Après la conférence de Sylvie Chabert d'Hyères sur la tradition manuscrite des textes sacrés (40 personnes pour un sujet difficile d'accès), je reste ébloui par les prodigieuses potentialités de la lecture de l'Évangile. Prodigieuse potentialité ? Cela signifie une merveilleuse liberté d'interprétation. Non pas l'interprétation dite spirituelle dont, si on sait où elle commence (dans le texte), on ne sait jamais où elle s'arrête (à contre texte, à contre sens aussi peut être). Mais une interprétation littérale qui n'est pas littéraliste, qui prend acte de ce que saint Thomas d'Aquin appelait déjà à la fin de la Première Question de la Première Partie de la Somme théologique la multiplicité des sens littéraux. En l'occurrence, la conférencière, spécialiste du Codex Bezae (un codex lyonnais antique, sauvé par Théodore de Bèze, qui l'a arraché des mains fanatiques de son coreligionnaire le Baron des Adrets), milite sans doute même pour une certaine pluralité scientifique de la lettre elle-même, puisqu'on trouve dans ce Codex de Bèze la version dite "occidentale" que l'on n'a ni dans le Vaticanus ni dans l'Alexandrinus.
Il faut aimer la lettre de l'Évangile et faire saillir les richesses de sens qui s'y trouvent cachées.

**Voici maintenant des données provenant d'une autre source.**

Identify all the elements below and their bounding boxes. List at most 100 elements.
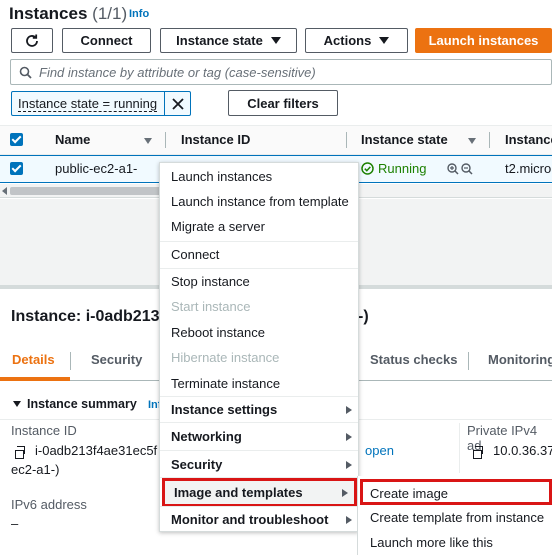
private-ip-value: 10.0.36.37: [493, 443, 552, 458]
chevron-right-icon: [346, 406, 352, 414]
menu-item-label: Migrate a server: [171, 219, 265, 234]
instance-state-label: Instance state: [176, 33, 263, 48]
instance-state-dropdown[interactable]: Instance state: [160, 28, 297, 53]
zoom-in-icon[interactable]: [447, 163, 459, 175]
filter-token-label: Instance state = running: [18, 96, 158, 112]
submenu-item-label: Create image: [370, 486, 449, 501]
menu-item-monitor-and-troubleshoot[interactable]: Monitor and troubleshoot: [160, 507, 358, 532]
instance-id-suffix: ec2-a1-): [11, 462, 60, 477]
menu-item-hibernate-instance: Hibernate instance: [160, 345, 358, 370]
instance-summary-header[interactable]: Instance summary: [13, 397, 137, 411]
submenu-item-launch-more[interactable]: Launch more like this: [370, 535, 493, 550]
menu-item-label: Hibernate instance: [171, 350, 280, 365]
page-title: Instances (1/1): [9, 4, 127, 24]
row-checkbox[interactable]: [10, 162, 23, 175]
menu-item-label: Monitor and troubleshoot: [171, 512, 329, 527]
instance-summary-label: Instance summary: [27, 397, 137, 411]
chevron-right-icon: [346, 433, 352, 441]
select-all-checkbox[interactable]: [10, 133, 23, 146]
menu-item-label: Image and templates: [174, 485, 303, 500]
chevron-right-icon: [346, 461, 352, 469]
connect-button[interactable]: Connect: [62, 28, 151, 53]
details-title-suffix: -): [358, 308, 369, 325]
menu-item-label: Launch instances: [171, 169, 273, 184]
submenu-item-create-image[interactable]: Create image: [360, 479, 552, 505]
close-icon: [172, 97, 184, 110]
chevron-down-icon: [379, 37, 390, 44]
filter-token[interactable]: Instance state = running: [11, 91, 191, 116]
clear-filters-label: Clear filters: [247, 95, 319, 111]
submenu-item-create-template[interactable]: Create template from instance: [370, 510, 544, 525]
sort-icon[interactable]: [468, 138, 476, 144]
menu-item-label: Security: [171, 457, 223, 472]
search-input[interactable]: Find instance by attribute or tag (case-…: [10, 59, 552, 85]
connect-button-label: Connect: [80, 33, 133, 48]
menu-item-label: Instance settings: [171, 402, 278, 417]
tab-status-checks[interactable]: Status checks: [370, 352, 457, 367]
menu-item-launch-from-template[interactable]: Launch instance from template: [160, 189, 358, 214]
search-placeholder: Find instance by attribute or tag (case-…: [39, 65, 316, 80]
actions-menu: Launch instances Launch instance from te…: [159, 162, 359, 532]
row-state: Running: [361, 161, 426, 176]
menu-item-start-instance: Start instance: [160, 294, 358, 319]
actions-dropdown[interactable]: Actions: [305, 28, 408, 53]
actions-label: Actions: [323, 33, 372, 48]
tab-details[interactable]: Details: [12, 352, 55, 367]
scrollbar-thumb[interactable]: [10, 187, 170, 195]
instance-count: (1/1): [92, 4, 128, 23]
menu-item-stop-instance[interactable]: Stop instance: [160, 269, 358, 294]
info-link[interactable]: Info: [129, 8, 149, 20]
clear-filters-button[interactable]: Clear filters: [228, 90, 338, 116]
menu-item-image-and-templates[interactable]: Image and templates: [162, 478, 357, 507]
menu-item-label: Connect: [171, 247, 220, 262]
refresh-button[interactable]: [11, 28, 53, 53]
launch-instances-label: Launch instances: [428, 33, 539, 48]
menu-item-instance-settings[interactable]: Instance settings: [160, 397, 358, 422]
menu-item-networking[interactable]: Networking: [160, 424, 358, 449]
refresh-icon: [26, 34, 38, 47]
menu-item-label: Launch instance from template: [171, 194, 349, 209]
row-state-label: Running: [378, 161, 427, 176]
chevron-right-icon: [346, 516, 352, 524]
search-icon: [19, 66, 32, 79]
menu-item-reboot-instance[interactable]: Reboot instance: [160, 320, 358, 345]
instance-id-label: Instance ID: [11, 423, 77, 438]
ipv6-label: IPv6 address: [11, 497, 87, 512]
menu-item-terminate-instance[interactable]: Terminate instance: [160, 371, 358, 396]
menu-item-launch-instances[interactable]: Launch instances: [160, 164, 358, 189]
menu-item-security[interactable]: Security: [160, 452, 358, 477]
image-templates-submenu: Create image Create template from instan…: [357, 476, 552, 555]
chevron-right-icon: [342, 489, 348, 497]
column-header-instance-state[interactable]: Instance state: [361, 132, 448, 147]
chevron-down-icon: [270, 37, 281, 44]
scroll-left-arrow[interactable]: [2, 187, 7, 195]
row-name: public-ec2-a1-: [55, 161, 138, 176]
menu-item-connect[interactable]: Connect: [160, 242, 358, 267]
menu-item-label: Stop instance: [171, 274, 250, 289]
filter-dismiss-button[interactable]: [164, 92, 191, 115]
page-title-text: Instances: [9, 4, 88, 23]
active-tab-indicator: [0, 377, 70, 381]
tab-security[interactable]: Security: [91, 352, 142, 367]
menu-item-label: Reboot instance: [171, 325, 265, 340]
launch-instances-button[interactable]: Launch instances: [415, 28, 552, 53]
column-header-instance-id[interactable]: Instance ID: [181, 132, 250, 147]
menu-item-migrate-server[interactable]: Migrate a server: [160, 214, 358, 239]
menu-item-label: Start instance: [171, 299, 251, 314]
row-instance-type: t2.micro: [505, 161, 552, 176]
column-header-name[interactable]: Name: [55, 132, 90, 147]
copy-icon[interactable]: [15, 446, 25, 459]
collapse-icon: [13, 401, 21, 407]
open-link[interactable]: open: [365, 443, 394, 458]
copy-icon[interactable]: [473, 446, 483, 459]
instance-id-value: i-0adb213f4ae31ec5f: [35, 443, 158, 458]
column-header-instance-type[interactable]: Instance: [505, 132, 552, 147]
sort-icon[interactable]: [144, 138, 152, 144]
tab-monitoring[interactable]: Monitoring: [488, 352, 552, 367]
menu-item-label: Networking: [171, 429, 242, 444]
ipv6-value: –: [11, 516, 19, 531]
zoom-out-icon[interactable]: [461, 163, 473, 175]
menu-item-label: Terminate instance: [171, 376, 281, 391]
details-title: Instance: i-0adb213: [11, 308, 160, 325]
check-circle-icon: [361, 162, 374, 175]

Il faut veiller, avec un soin jaloux, à la scientificité, à l'exactitude de cette lecture, non par littéralisme ou par fondamentalisme, mais parce que le sens spirituel est décidément trop flou pour nous renseigner sur ce que Dieu nous demande vraiment et sur "ces choses cachées depuis la fondation du monde" qu'il nous fait découvrir dans la lettre du texte biblique.
Il y a un paradoxe à le dire mais allons-y gaiment : j'ai toujours préféré le Père Lagrange, de l'Ecole biblique de Jérusalem, à saint Augustin et au concert patristique... comme exégète. Saint Augustin est un éloquent maître théologien, mais la signification symbolique qu'il donne au 153 poissons de la deuxième pêche miraculeuse, au terme d'une savante arithmétique, ne m'a jamais vraiment intéressé. Le Père Lagrange s'est trompé parfois, mais sa lecture exigeante du texte sacré a toujours augmenté ma foi, en me donnant le bonheur de comprendre quelque chose du texte que je n'avais pas saisi par moi même.